6. The method according to claim 1, wherein the flake or the flake particles are fed to the two-roller mill at a temperature of at least 100° C.

7. The method according to claim 1, wherein the cooling of the grinding rollers is carried out such that the temperatures of the roller surfaces do not exceed 100° C.

8. The method according to claim 1, wherein the roller gap has a gap width of 0.5 to 10 mm or is set to such a gap width in the case of a variable gap setting.

9. The method according to claim 1, wherein the surfaces of the grinding rollers have corrugations formed by a multiplicity of grooves and ridges that extend over the roller width and are oriented parallel or obliquely to the roller axis or spirally or arcuately.

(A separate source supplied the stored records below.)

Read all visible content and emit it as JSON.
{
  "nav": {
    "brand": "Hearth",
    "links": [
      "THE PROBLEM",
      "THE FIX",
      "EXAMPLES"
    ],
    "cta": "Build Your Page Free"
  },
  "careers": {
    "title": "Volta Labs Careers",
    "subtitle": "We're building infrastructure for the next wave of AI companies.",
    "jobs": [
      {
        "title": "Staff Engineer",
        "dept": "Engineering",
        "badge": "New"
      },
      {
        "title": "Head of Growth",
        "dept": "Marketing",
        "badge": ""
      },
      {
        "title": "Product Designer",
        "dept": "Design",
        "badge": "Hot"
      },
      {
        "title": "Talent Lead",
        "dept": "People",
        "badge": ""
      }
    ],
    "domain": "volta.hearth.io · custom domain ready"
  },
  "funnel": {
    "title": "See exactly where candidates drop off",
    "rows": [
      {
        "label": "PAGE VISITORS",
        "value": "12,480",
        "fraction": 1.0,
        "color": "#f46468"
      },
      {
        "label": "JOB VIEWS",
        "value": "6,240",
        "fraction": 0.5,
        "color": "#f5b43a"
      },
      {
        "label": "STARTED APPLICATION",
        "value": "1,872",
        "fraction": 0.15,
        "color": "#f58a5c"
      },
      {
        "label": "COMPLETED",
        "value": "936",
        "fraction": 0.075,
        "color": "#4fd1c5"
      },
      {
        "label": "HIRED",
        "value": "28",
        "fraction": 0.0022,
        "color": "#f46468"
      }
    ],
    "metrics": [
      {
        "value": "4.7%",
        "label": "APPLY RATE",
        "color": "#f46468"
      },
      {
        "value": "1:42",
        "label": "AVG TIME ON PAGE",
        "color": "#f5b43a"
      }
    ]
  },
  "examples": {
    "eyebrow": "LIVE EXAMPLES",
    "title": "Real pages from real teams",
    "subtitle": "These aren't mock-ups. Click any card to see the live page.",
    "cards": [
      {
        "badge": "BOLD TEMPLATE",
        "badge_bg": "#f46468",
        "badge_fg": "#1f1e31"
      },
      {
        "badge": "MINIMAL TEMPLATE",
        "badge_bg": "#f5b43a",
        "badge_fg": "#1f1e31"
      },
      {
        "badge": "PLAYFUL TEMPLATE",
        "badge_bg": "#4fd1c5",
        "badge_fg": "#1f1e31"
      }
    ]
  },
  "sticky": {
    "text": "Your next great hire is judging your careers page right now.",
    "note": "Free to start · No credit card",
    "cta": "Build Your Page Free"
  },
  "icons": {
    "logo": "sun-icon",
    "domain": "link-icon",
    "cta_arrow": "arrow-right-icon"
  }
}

10. The method according to claim 1, wherein the flake or the flake particles are scattered into the nip as a curtain of loose material.

11. A two-roller mill for comminuting fertilizer flake or flake particles, for carrying out the method according to claim 1, wherein the rollers are equipped with cooling systems for cooling the roller surfaces.

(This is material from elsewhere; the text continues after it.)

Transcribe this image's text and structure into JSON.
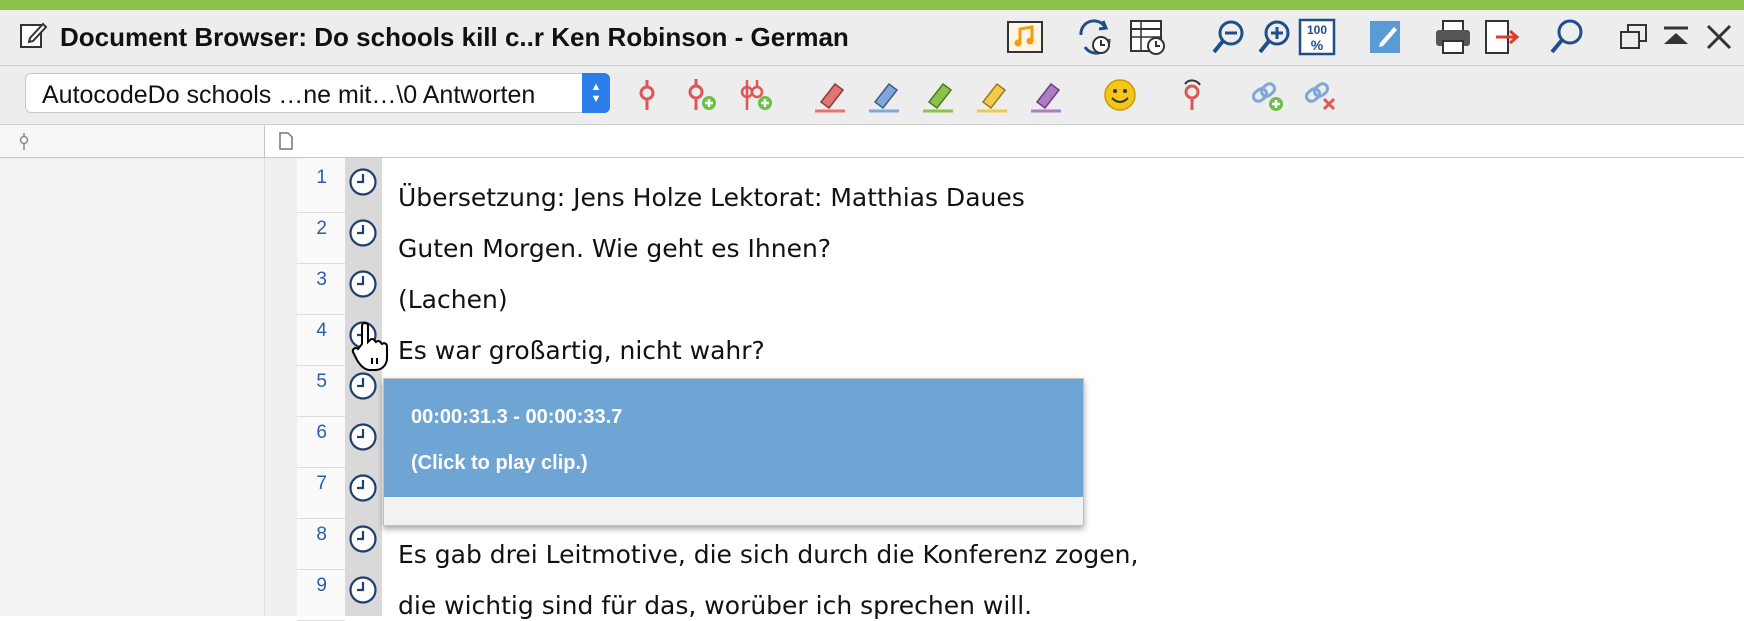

12. A method of making fertilizer granules from inorganic substances, wherein inorganic substances in a roller press are first compacted to form flake as starting material, and the flake particles produced from the flake are then comminuted or comminuted in a two-roller mill using a method according to claim 1.

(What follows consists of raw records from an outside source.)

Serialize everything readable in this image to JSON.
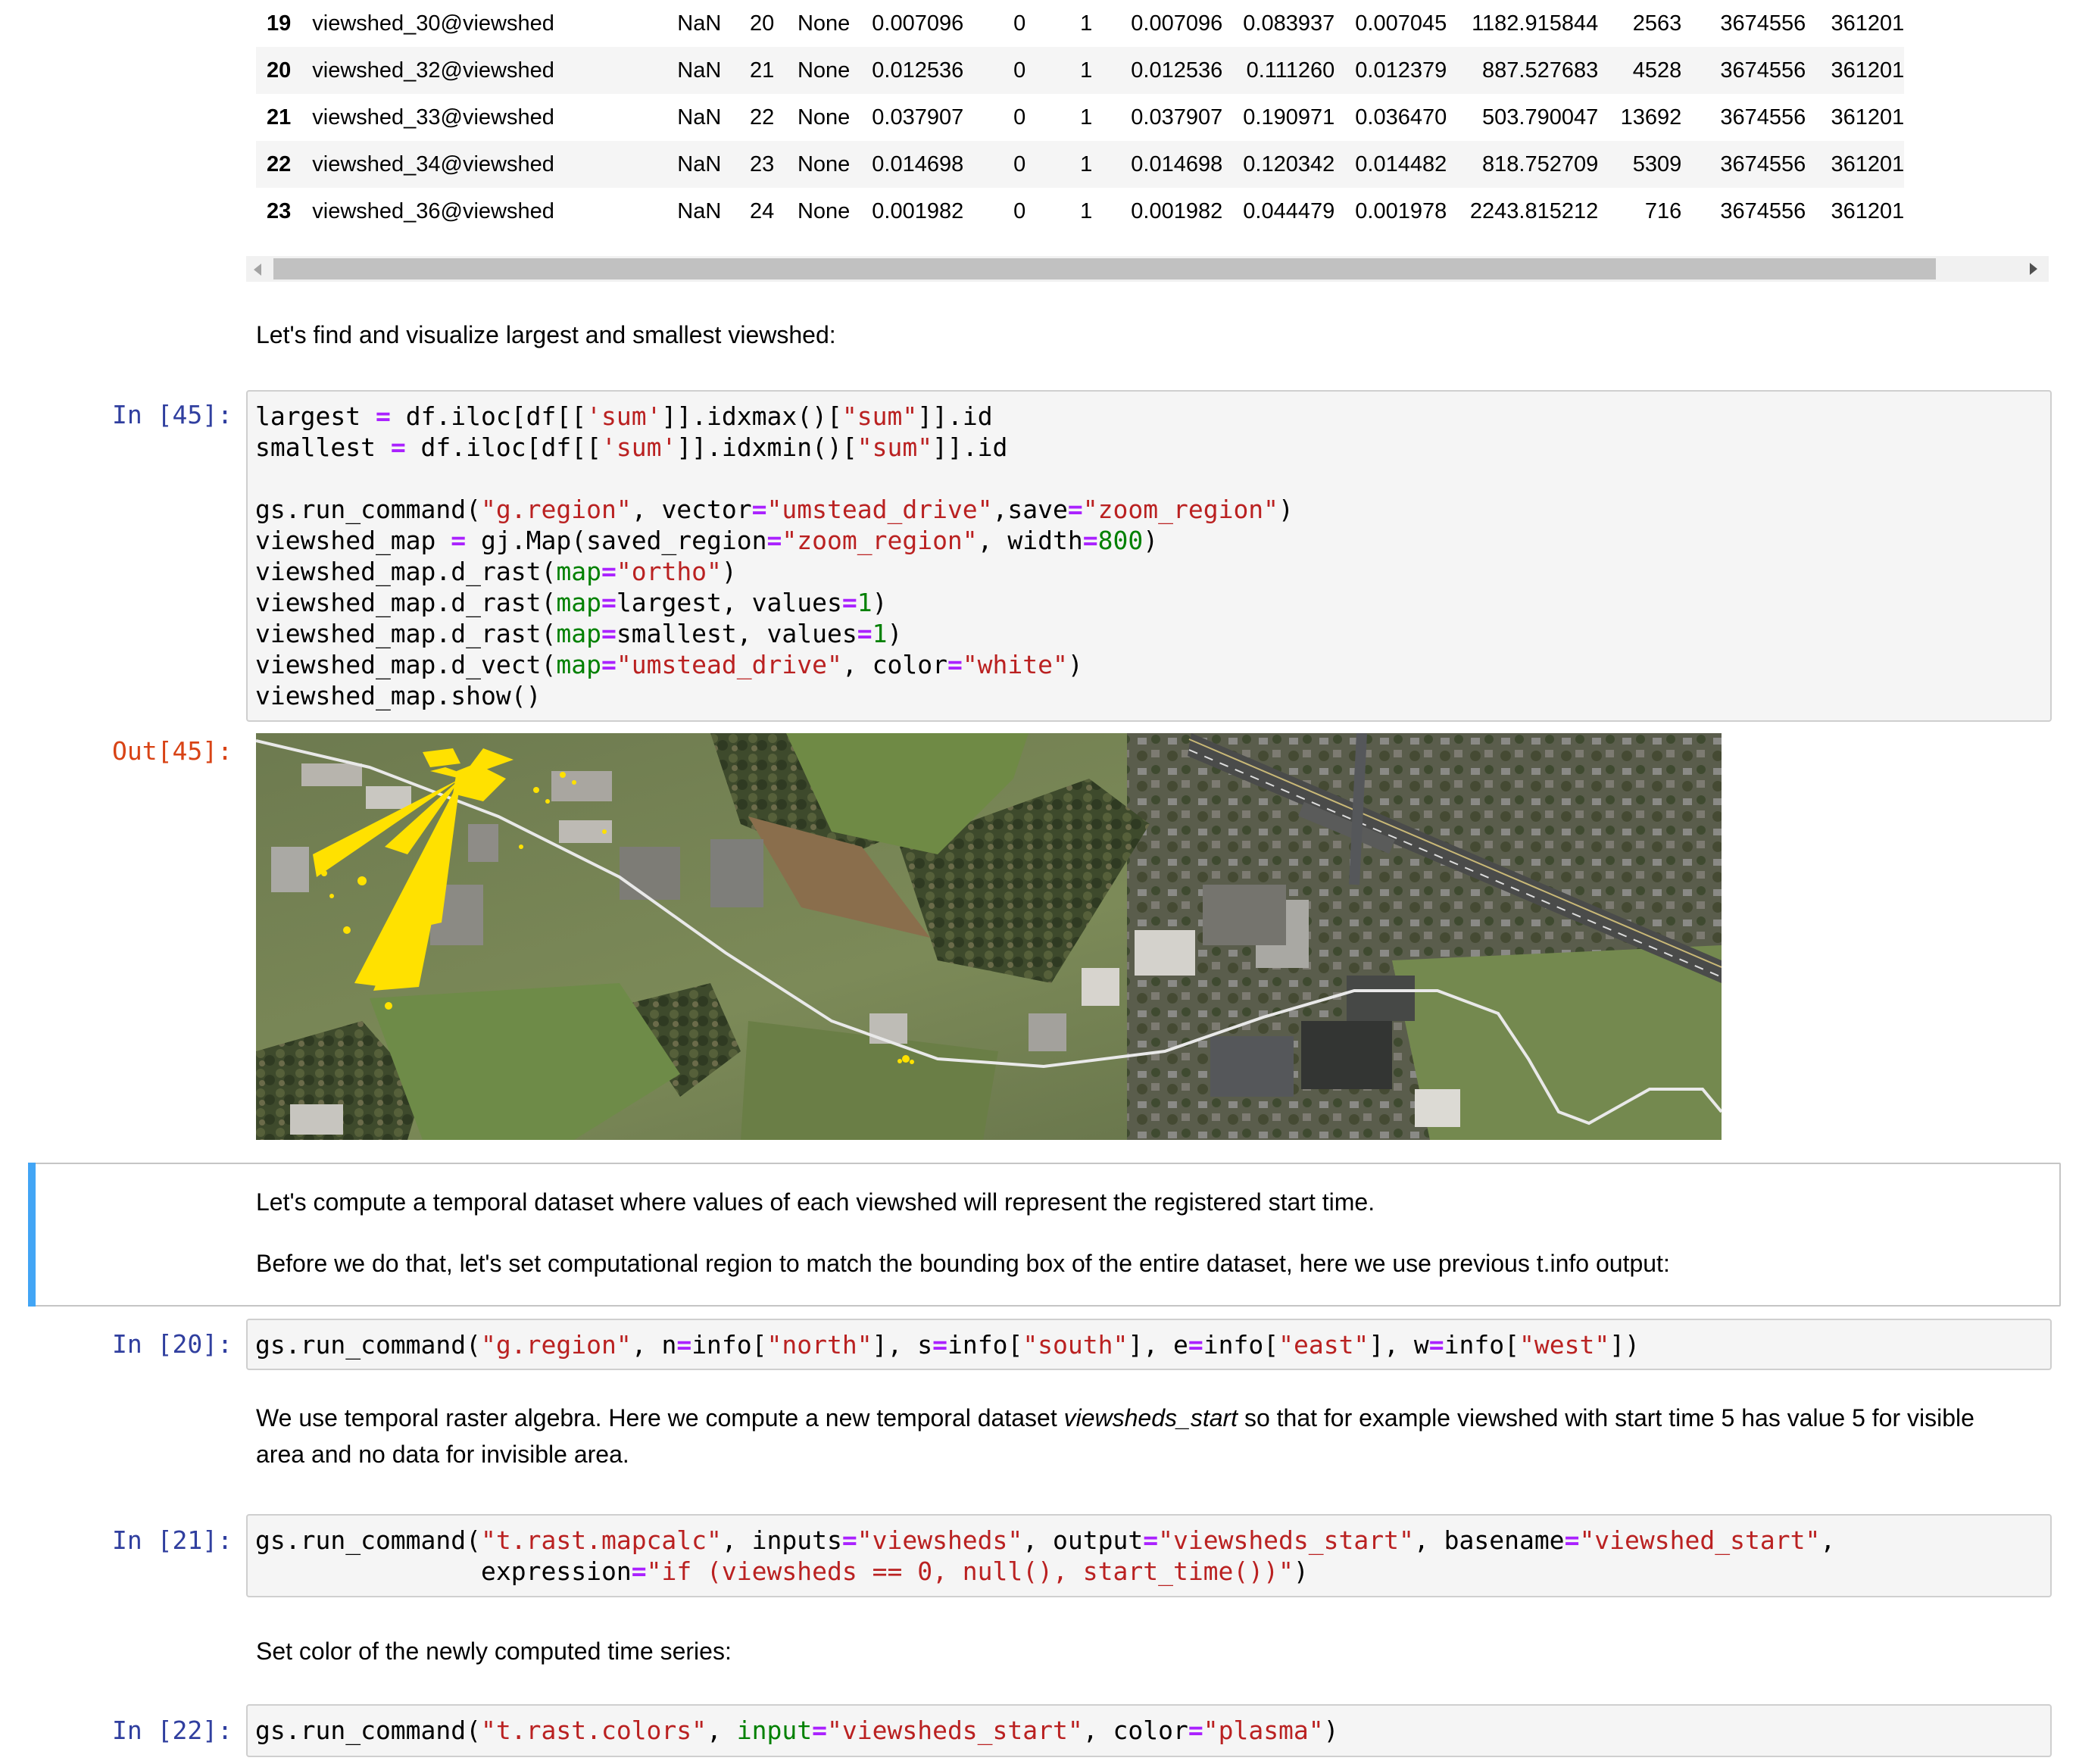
{
  "table": {
    "rows": [
      {
        "idx": "19",
        "name": "viewshed_30@viewshed",
        "c1": "NaN",
        "c2": "20",
        "c3": "None",
        "c4": "0.007096",
        "c5": "0",
        "c6": "1",
        "c7": "0.007096",
        "c8": "0.083937",
        "c9": "0.007045",
        "c10": "1182.915844",
        "c11": "2563",
        "c12": "3674556",
        "c13": "361201"
      },
      {
        "idx": "20",
        "name": "viewshed_32@viewshed",
        "c1": "NaN",
        "c2": "21",
        "c3": "None",
        "c4": "0.012536",
        "c5": "0",
        "c6": "1",
        "c7": "0.012536",
        "c8": "0.111260",
        "c9": "0.012379",
        "c10": "887.527683",
        "c11": "4528",
        "c12": "3674556",
        "c13": "361201"
      },
      {
        "idx": "21",
        "name": "viewshed_33@viewshed",
        "c1": "NaN",
        "c2": "22",
        "c3": "None",
        "c4": "0.037907",
        "c5": "0",
        "c6": "1",
        "c7": "0.037907",
        "c8": "0.190971",
        "c9": "0.036470",
        "c10": "503.790047",
        "c11": "13692",
        "c12": "3674556",
        "c13": "361201"
      },
      {
        "idx": "22",
        "name": "viewshed_34@viewshed",
        "c1": "NaN",
        "c2": "23",
        "c3": "None",
        "c4": "0.014698",
        "c5": "0",
        "c6": "1",
        "c7": "0.014698",
        "c8": "0.120342",
        "c9": "0.014482",
        "c10": "818.752709",
        "c11": "5309",
        "c12": "3674556",
        "c13": "361201"
      },
      {
        "idx": "23",
        "name": "viewshed_36@viewshed",
        "c1": "NaN",
        "c2": "24",
        "c3": "None",
        "c4": "0.001982",
        "c5": "0",
        "c6": "1",
        "c7": "0.001982",
        "c8": "0.044479",
        "c9": "0.001978",
        "c10": "2243.815212",
        "c11": "716",
        "c12": "3674556",
        "c13": "361201"
      }
    ]
  },
  "md1": "Let's find and visualize largest and smallest viewshed:",
  "cell45": {
    "prompt_in": "In [45]:",
    "prompt_out": "Out[45]:"
  },
  "md2": {
    "p1": "Let's compute a temporal dataset where values of each viewshed will represent the registered start time.",
    "p2": "Before we do that, let's set computational region to match the bounding box of the entire dataset, here we use previous t.info output:"
  },
  "cell20": {
    "prompt": "In [20]:"
  },
  "md3": {
    "before": "We use temporal raster algebra. Here we compute a new temporal dataset ",
    "em": "viewsheds_start",
    "after": " so that for example viewshed with start time 5 has value 5 for visible area and no data for invisible area."
  },
  "cell21": {
    "prompt": "In [21]:"
  },
  "md4": "Set color of the newly computed time series:",
  "cell22": {
    "prompt": "In [22]:"
  },
  "colors": {
    "prompt_in": "#303f9f",
    "prompt_out": "#d84315",
    "string": "#ba2121",
    "operator": "#aa22ff",
    "number": "#008000",
    "selected_cell_bar": "#42a5f5"
  }
}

13. The method according to claim 12, wherein the flake are precomminuted with at least one precomminutor, for example a roller crusher and/or a hammer mill, to form flake particles that are fed to the two-roller mill.

14. The method according to claim 13, wherein between the precomminutor and the two-roller mill and/or downstream of the two-roller mill the flake particles are classified, for example with one or more sieves.

15. The method according to claim 12, wherein the material is circulated in that material emerging from the two-roller mill preferably fed back to the screening device.

16. The method according to claim 12, wherein the starting material is fed to the roller press at a temperature of at least 100° C. or the flake or the flake particles are fed to the two-roller mill at a temperature of at least 100° C.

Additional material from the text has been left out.